I was at the front door with the fancy scrolled letters in gold. Becca’s desk and at least twelve feet of carpeting was between us, that and our turbulent past. “You remember.” I smiled nervously.
“Of course, I remember.” He set the book he’d chosen down beside a fall foliage centerpiece on a shiny console table once his feet hit the floor. “It’s only been six years.”
“Seven.”
“Oh.”
We stood still a moment, and then he came to me. Though I’d rehearsed the moment in my head a dozen times, every bit of dialogue I’d tried to commit to memory vanished when Angel hugged me.
His body felt as firm and tight as it looked. It was warm and comforting, like always, and perfectly aligned so our tummies touched, and I could snuggle into his neck. Expensive cologne had replaced the pungency of Axe body spray I’d been thrilled to experience up close in the most intimate of places on Angel’s naked body. Hell, we went back far enough for Ivory Soap and Johnson’s Baby Shampoo. I remembered those scents, too.
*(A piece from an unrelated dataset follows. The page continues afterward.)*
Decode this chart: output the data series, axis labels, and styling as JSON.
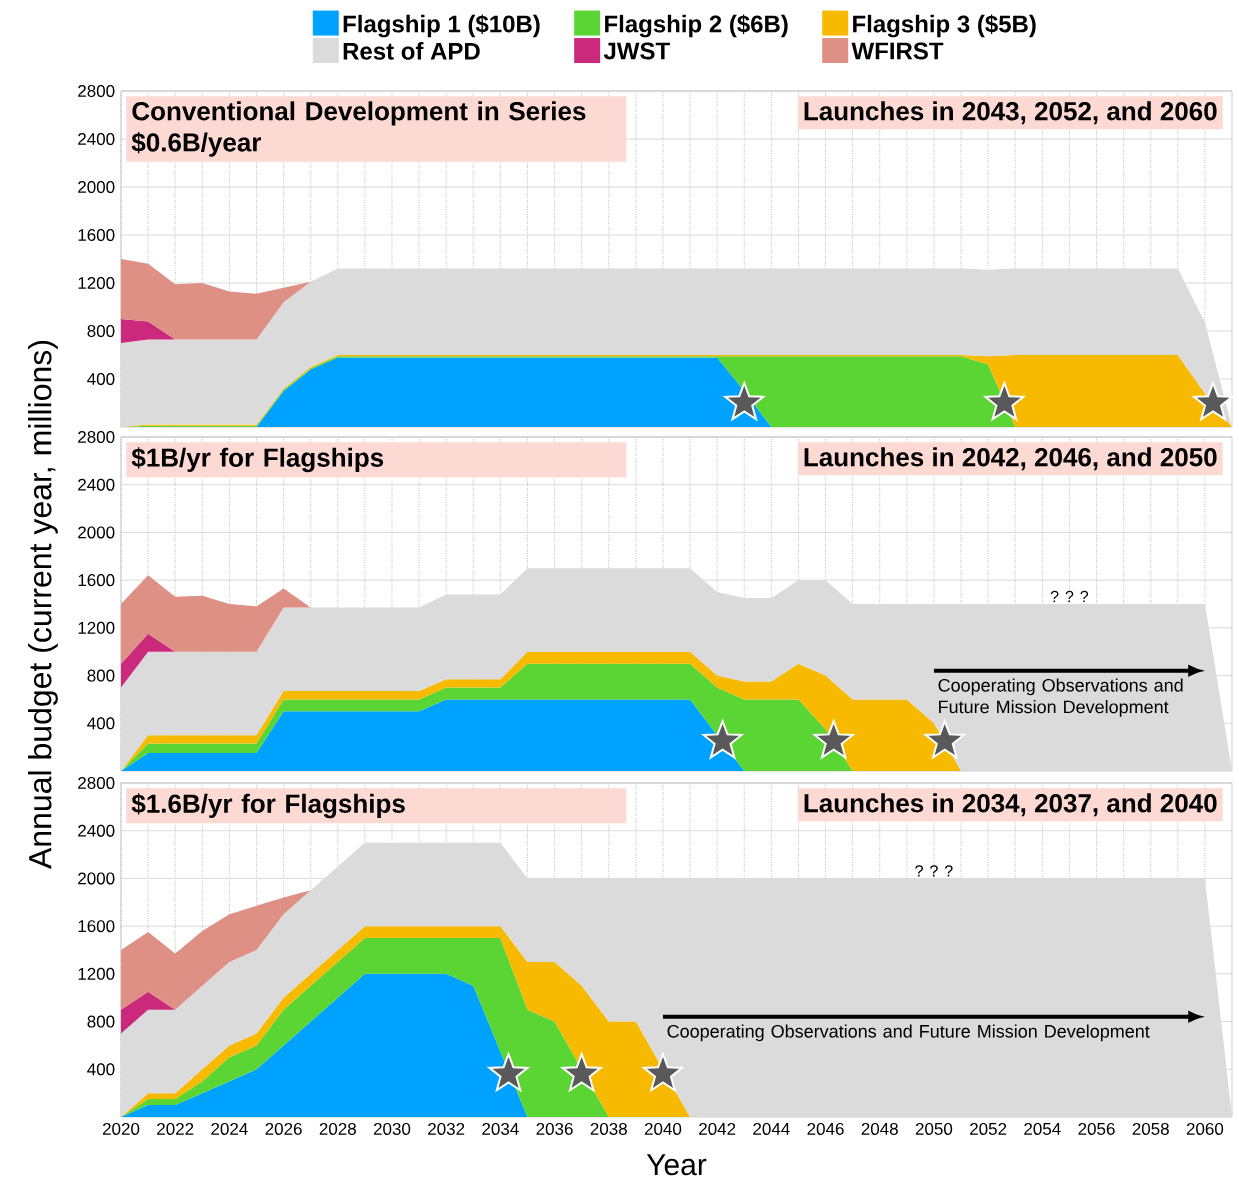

I inhaled deeply, then waited for the slightest shudder from Angel as I exhaled behind his ear. No matter the decade, no matter his scent, he always reacted the same.
“So…” He did it still, but this time quickly separated from me afterward. “How are you, Noah?”
“I’m good.” Except I missed his touch already. I missed it more than I had over seven long years, after the briefest reminder just how wonderful it felt. “How are you?”
He filled me in on his current doings and future plans, much of which I already knew from Becca. Angel had his whole life planned out, it seemed, leaving me to wonder if there was any room left in it for me.
“I’d ask what you do for a living,” he said, “but the brown truck, shorts, shirt, and socks kind of give it away.”
A late November Indian summer had the temperature outside feeling like Mexico in mid-April. The physical attraction I was certain still existed between us made it even hotter inside.
“Yeah. The warm days are nice.” I waited for Angel to comment as I gently stroked the abundant hair on my arm, or to maybe say something about the lushness of plushness on my bare legs. Staring at his full, pink mouth, anticipating words, all I really wanted was to kiss him.
“We should do lunch sometime.” He took a step back. “I’m kind of swamped right now. A glorified gopher, they keep me hopping around here.”
“You a gopher or a bunny?”
“Huh?” Angel’s dark eyes narrowed and the skin around them crinkled as his beautiful thick black brows came together. “Oh.” Then he chuckled. “I get it.”
Silence followed, silence between us, anyway. The pendulum of a huge grandfather clock in the lobby loudly ticked off each second as I stood there looking at Angel, willing him to say “f**k it all. f**k the legal briefs, the torts, and habeas corpus! Kiss me, Snowman! Kiss me!” I yearned to drown out the sound of that stupid clock with our moans, grunts and lip-smacking, and maybe even send it crashing to the floor as I pounded his ass hard up against it.
“Alright. Good seeing you. If Becca isn’t at the desk next time, you can just leave the stuff and go.”
The clock would live to tick another day. My hope of a kiss or more not so much.